Ele não sabe como conduzir a natureza humana.

Ele não entende por que alguns subordinados xingam, outros bajulam, alguns dão participação acionária, outros dão férias, e alguns fazem com que ele cometa erros para depois salvá-lo, até que ele fique completamente convencido de você.

Na mesa de jantar, ele não faz jogo.

Quando perguntam quanto ele ganha, ele responde honestamente; quando perguntam os dados centrais da empresa, ele fala tudo; quando alguém lhe oferece bebida, ele toma de uma vez; quando a conversa começa a girar em torno dos negócios, ele fica abaixando a cabeça para pegar comida.

O mais importante: ele não tem capacidade de controlar o ambiente.

Numa mesa onde as pessoas conversam, ele sempre é aquele que responde à pergunta que lhe fazem.

Ele não sabe como iniciar um assunto com iniciativa; não sabe como transformar gente que ainda é distante em alguém mais familiar; não sabe como, numa situação constrangedora, contornar o clima; não sabe como segurar quando é hora de segurar, nem soltar quando é hora de deixar fluir.

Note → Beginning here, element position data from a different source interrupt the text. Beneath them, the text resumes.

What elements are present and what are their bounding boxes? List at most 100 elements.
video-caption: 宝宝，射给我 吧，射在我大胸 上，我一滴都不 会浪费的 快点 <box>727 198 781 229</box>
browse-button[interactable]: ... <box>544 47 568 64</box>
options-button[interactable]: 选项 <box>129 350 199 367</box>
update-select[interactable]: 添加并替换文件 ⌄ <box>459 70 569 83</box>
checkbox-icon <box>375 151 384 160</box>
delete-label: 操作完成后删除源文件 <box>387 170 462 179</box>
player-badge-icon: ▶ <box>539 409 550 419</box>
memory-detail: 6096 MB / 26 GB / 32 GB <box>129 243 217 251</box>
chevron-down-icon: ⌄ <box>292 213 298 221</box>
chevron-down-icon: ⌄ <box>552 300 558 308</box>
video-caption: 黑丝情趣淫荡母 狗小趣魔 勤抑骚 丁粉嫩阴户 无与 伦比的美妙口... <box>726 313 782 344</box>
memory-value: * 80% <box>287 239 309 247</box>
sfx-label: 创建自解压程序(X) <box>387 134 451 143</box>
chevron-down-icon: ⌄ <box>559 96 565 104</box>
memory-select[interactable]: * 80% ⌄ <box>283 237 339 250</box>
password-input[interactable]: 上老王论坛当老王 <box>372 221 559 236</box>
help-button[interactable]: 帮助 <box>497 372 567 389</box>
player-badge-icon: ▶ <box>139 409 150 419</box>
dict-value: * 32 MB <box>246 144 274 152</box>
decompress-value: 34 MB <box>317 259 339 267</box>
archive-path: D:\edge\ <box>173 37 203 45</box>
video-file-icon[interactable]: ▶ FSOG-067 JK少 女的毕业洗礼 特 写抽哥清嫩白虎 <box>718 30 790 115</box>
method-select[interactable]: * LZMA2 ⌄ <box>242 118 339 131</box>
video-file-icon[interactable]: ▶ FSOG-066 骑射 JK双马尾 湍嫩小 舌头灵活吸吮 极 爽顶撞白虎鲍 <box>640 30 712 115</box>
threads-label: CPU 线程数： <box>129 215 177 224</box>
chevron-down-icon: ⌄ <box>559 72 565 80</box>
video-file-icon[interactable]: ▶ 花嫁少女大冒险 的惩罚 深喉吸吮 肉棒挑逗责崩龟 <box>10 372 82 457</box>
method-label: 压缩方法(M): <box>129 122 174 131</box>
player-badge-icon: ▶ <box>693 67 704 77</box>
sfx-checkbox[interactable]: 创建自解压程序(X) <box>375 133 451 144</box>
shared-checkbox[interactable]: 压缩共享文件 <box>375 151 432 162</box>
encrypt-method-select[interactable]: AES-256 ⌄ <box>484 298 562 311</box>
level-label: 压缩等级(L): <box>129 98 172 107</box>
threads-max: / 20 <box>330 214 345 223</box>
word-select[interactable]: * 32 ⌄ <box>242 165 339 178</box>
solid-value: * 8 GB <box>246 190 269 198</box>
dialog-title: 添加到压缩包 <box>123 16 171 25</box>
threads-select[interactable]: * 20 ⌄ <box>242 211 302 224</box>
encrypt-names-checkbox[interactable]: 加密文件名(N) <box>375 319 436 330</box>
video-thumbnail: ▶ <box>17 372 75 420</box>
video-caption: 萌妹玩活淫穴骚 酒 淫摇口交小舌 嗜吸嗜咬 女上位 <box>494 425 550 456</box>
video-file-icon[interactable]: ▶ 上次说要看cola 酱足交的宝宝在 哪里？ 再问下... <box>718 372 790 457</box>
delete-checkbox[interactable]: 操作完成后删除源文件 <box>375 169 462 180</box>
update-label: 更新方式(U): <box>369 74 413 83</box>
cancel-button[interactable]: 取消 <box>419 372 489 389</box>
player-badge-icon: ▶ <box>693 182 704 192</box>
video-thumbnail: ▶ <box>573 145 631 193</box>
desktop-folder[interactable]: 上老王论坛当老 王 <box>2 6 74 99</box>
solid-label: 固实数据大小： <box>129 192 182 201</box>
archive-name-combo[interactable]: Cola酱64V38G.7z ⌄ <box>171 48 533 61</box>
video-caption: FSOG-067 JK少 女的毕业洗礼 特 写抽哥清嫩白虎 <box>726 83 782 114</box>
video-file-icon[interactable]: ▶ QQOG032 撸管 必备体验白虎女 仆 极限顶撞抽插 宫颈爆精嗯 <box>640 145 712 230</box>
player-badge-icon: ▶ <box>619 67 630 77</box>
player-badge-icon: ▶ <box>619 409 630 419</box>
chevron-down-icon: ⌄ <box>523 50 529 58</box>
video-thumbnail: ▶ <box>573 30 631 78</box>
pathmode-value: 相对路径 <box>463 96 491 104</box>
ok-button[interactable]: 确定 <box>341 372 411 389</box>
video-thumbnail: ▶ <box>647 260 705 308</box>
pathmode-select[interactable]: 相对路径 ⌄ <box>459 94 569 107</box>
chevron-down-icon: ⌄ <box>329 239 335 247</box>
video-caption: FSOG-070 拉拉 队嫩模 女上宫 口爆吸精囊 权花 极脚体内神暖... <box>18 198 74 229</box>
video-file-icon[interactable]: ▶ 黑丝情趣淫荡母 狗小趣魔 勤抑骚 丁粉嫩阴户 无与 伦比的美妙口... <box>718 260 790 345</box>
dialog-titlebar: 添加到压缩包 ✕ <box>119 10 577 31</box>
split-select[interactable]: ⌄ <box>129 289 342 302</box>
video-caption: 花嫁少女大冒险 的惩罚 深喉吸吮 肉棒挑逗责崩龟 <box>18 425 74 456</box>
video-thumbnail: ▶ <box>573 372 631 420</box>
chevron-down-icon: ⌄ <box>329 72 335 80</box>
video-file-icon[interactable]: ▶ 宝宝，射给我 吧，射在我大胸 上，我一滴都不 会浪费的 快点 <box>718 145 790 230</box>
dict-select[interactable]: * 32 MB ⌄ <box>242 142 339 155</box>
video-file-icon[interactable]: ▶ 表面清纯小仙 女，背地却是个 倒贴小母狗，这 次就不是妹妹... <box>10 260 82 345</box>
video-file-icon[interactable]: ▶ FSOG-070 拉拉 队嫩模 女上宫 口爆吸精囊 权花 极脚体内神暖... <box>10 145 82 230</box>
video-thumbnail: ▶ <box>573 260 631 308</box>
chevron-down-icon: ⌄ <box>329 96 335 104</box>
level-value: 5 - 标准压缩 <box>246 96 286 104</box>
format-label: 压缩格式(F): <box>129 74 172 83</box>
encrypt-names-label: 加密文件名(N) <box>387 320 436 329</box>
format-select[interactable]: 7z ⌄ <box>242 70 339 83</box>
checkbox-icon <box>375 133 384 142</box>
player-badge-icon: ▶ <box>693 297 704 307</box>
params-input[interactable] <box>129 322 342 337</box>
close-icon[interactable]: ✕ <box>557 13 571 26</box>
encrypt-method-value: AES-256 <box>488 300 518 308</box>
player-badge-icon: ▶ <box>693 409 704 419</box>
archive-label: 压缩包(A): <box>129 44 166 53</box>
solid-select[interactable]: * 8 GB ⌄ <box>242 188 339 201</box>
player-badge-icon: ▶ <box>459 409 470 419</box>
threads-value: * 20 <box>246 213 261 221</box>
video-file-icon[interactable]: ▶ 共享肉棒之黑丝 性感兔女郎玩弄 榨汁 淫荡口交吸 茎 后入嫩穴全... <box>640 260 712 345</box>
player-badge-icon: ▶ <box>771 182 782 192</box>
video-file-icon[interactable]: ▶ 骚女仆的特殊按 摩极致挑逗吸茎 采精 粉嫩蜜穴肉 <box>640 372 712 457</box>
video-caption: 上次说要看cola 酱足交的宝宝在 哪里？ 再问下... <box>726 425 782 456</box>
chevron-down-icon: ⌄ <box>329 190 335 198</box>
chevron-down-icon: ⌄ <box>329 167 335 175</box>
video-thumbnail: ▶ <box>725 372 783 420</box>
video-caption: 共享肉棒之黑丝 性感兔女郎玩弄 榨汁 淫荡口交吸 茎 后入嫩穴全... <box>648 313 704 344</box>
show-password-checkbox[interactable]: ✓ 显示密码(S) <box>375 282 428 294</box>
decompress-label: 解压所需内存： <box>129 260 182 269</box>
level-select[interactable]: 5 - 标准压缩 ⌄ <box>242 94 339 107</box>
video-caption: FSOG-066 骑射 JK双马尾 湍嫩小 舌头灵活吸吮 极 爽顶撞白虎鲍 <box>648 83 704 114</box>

Essas coisas não são talento.

É músculo-memória que só se aprende apanhando repetidamente naquele lugar.

Por isso, a frase famosa de Eileen Chang — “ficar famoso o quanto antes” — na verdade quer dizer: aproveite sua juventude, quando ainda dá para errar e ainda é possível ser perdoado, e coloque-se na mesa de jogo.

Mesmo que sua habilidade não seja suficiente, mesmo que seu produto seja lixo, mesmo que sua equipe seja uma droga — sente-se primeiro e pronto.

As pessoas da mesa vão te ensinar como jogar, como trocar de cartas, como dar um bluff, como ler o oponente e como, quando suas cartas estiverem ruins, não perder de forma tão trágica.

E aqueles que passam a vida inteira sentados do lado de fora, apenas observando, sempre veem só o “como” da mesa; nunca enxergam a lógica por trás.

Por fim, digo uma última coisa aos irmãos de X que têm mais de 30 anos e ainda estão trabalhando como empregado: se você não entra na mesa agora, depois nunca mais vai conseguir.

Não é porque sua capacidade não é suficiente, é porque aos 35 anos, a tolerância que os outros esperam de você é zero.

Falhar ao empreender aos 22 anos é “muito jovem e ousado”. Aos 28, falhar é “ainda há chance”. Aos 35, falhar é “alta visão e pouca capacidade”. Aos 40, falhar é “essa pessoa não presta”.

A janela que a sociedade te dá é bem mais estreita do que você imagina.

Fique famoso o quanto antes.

Entre na mesa também o quanto antes.

Quando não houver lugar na mesa, você só consegue ficar de pé.